México se encuentra en el umbral de una de las etapas más complejas y, a la vez, determinantes de su historia moderna. Los próximos meses no solo pondrán a prueba nuestra capacidad operativa como nación, sino sobre todo, nuestra capacidad de comunicación. Lo que no se comunica con claridad se llena con especulación, y en la coyuntura actual, México no puede permitirse vacíos informativos.

El primer gran reto en el horizonte es la revisión del T-MEC. No se trata únicamente de una mesa de negociación técnica en Washington o en Ottawa; es una batalla de percepción.

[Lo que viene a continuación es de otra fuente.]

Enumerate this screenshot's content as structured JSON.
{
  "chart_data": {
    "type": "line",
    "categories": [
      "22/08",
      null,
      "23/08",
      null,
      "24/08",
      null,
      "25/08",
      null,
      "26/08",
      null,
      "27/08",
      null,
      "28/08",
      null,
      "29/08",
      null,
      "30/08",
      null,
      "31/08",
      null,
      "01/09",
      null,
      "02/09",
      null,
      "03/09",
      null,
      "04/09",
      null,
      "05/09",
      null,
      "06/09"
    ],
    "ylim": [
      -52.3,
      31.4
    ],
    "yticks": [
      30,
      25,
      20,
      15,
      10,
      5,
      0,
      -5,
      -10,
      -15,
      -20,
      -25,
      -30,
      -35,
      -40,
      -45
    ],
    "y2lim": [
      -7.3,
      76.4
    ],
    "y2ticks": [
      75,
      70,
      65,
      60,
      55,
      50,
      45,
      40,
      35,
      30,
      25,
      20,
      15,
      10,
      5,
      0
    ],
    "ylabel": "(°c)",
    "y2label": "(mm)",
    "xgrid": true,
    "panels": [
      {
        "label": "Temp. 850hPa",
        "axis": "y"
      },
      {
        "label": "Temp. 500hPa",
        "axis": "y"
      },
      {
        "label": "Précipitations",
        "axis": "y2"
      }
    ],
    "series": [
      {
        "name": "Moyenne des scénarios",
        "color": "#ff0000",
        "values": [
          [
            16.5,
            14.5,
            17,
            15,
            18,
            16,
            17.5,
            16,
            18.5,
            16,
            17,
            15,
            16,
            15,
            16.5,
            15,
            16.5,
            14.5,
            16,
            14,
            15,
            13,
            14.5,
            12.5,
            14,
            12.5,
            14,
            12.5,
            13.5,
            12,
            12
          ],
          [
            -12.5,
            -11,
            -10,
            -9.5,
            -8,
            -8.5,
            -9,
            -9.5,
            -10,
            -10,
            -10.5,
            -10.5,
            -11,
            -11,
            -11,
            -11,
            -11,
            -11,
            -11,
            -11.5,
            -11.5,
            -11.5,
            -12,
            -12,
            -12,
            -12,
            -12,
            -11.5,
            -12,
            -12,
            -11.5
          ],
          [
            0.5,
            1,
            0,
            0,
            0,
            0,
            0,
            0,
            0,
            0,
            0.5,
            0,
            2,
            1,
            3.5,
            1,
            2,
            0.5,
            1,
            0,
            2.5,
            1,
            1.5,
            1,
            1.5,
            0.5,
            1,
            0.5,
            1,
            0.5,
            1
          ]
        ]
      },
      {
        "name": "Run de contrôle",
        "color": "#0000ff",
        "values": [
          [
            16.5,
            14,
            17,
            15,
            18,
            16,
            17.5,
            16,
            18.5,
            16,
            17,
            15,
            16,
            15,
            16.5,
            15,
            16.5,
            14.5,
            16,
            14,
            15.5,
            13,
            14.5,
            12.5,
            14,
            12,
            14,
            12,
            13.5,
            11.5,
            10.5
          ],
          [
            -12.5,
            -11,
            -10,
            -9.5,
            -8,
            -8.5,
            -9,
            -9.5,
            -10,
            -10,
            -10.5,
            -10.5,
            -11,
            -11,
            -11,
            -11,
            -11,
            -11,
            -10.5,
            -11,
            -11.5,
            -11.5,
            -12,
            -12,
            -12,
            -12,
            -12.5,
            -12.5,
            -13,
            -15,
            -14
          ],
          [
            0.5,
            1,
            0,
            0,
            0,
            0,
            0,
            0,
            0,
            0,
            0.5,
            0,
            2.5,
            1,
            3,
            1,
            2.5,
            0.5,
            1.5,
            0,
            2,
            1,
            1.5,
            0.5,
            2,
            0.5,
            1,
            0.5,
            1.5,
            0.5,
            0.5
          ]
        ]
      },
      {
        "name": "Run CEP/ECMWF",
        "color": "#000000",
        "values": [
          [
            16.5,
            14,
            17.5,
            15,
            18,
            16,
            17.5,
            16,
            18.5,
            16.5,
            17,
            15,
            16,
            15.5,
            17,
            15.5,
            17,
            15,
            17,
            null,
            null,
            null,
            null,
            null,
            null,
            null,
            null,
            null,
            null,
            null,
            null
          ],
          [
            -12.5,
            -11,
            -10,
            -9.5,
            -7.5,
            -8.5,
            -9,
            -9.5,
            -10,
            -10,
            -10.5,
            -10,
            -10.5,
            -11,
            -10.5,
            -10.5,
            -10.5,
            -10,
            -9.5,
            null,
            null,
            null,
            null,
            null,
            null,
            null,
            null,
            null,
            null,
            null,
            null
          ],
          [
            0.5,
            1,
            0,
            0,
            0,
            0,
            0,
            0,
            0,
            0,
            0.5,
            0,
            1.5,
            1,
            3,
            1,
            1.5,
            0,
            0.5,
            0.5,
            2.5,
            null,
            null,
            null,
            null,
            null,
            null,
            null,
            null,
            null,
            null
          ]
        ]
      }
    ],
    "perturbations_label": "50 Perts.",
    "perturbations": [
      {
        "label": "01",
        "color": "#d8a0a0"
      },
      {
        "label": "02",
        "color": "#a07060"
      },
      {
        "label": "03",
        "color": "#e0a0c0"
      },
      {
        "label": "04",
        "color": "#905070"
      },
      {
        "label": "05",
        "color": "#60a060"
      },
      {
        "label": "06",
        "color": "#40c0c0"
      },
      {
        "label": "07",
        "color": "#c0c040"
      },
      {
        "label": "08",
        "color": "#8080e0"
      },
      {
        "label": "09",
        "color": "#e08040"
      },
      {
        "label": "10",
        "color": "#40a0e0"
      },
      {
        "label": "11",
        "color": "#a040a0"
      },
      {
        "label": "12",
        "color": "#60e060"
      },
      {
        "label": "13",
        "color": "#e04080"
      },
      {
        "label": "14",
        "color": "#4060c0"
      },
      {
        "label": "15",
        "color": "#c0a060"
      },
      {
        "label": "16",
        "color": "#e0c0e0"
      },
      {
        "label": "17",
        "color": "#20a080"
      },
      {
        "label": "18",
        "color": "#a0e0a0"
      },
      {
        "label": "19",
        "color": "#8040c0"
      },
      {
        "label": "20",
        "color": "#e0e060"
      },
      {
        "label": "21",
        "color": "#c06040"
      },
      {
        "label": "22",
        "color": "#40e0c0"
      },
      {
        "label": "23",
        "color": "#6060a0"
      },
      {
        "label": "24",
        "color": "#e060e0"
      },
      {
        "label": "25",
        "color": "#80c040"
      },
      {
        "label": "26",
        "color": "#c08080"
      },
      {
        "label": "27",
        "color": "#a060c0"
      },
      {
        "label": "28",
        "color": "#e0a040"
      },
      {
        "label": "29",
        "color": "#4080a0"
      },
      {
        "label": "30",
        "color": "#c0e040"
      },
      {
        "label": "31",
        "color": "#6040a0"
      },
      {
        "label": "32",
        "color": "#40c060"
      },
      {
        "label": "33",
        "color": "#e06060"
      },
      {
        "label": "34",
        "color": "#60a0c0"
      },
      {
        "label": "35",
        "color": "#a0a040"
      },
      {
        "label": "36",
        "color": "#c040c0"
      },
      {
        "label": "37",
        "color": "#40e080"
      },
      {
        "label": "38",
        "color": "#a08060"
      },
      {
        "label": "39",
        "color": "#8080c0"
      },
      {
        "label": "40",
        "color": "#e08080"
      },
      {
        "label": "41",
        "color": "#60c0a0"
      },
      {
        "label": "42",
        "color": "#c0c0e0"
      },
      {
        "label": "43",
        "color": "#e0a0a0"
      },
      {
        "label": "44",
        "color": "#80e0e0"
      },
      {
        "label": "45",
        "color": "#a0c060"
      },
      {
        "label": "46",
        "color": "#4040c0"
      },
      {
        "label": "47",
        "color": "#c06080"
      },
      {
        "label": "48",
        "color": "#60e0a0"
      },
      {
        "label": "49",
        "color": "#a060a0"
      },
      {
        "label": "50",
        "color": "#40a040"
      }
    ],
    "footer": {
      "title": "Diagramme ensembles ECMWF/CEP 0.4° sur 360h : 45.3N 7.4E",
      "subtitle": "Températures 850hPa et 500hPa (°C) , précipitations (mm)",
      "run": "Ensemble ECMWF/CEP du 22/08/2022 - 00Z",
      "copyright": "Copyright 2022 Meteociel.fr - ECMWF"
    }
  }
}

El desafío de comunicación para el Estado mexicano y el sector privado es proyectar a México como un socio confiable, respetuoso del Estado de Derecho y de la certeza jurídica. En un entorno en donde la reforma judicial ha generado ruido en los mercados, la narrativa debe girar hacia la estabilidad. Si no logramos comunicar con hechos que las inversiones están seguras, el costo económico será generacional.

A la par, el Mundial de 2026 se presenta como el escaparate más grande que hayamos tenido en décadas. Es una oportunidad para hacer lucir la "Marca País". Sin embargo, la comunicación aquí es de doble filo. El mundo pondrá sus ojos en nuestras ciudades, y la narrativa oficial chocará inevitablemente con dos realidades críticas que son la inseguridad y la corrupción.

No podemos comunicar un "México de fiesta", mientras los índices de violencia dictan la agenda diaria en diversas regiones. El reto de comunicación aquí no es maquillar la realidad, sino mostrar una ruta crítica de solución.

La transparencia es la mejor herramienta de Relaciones Públicas. Reconocer los desafíos en seguridad y mostrar los avances tácticos, sin triunfalismos ciegos, es lo único que devolverá la confianza al turista y al inversionista.

Por otro lado, el entorno de corrupción sigue siendo el elefante en la sala. La comunicación gubernamental y empresarial debe transitar de la retórica a los sistemas de gestión. Aquí es donde el compliance y la integridad corporativa deben dejar de ser conceptos de nicho para convertirse en el mensaje central; México está construyendo instituciones que no dependen de voluntades políticas, sino de procesos infranqueables.

Necesitamos comunicar una gran alianza nacional por el país, por su estabilidad jurídica, por su estabilidad económica, por una nación en paz que impulsa la educación técnica y digital. Debemos decirle al mundo, y a nosotros mismos, que México está preparando a las próximas generaciones para liderar la innovación, no solo para maquilarla.

Los retos de los próximos meses son monumentales. La pregunta no es si México tiene los problemas, sino si tiene la capacidad de comunicar una visión de país que sea coherente, honesta y aspiracional. Es momento de dejar de reaccionar a la crisis del día y empezar a construir la narrativa de la próxima década.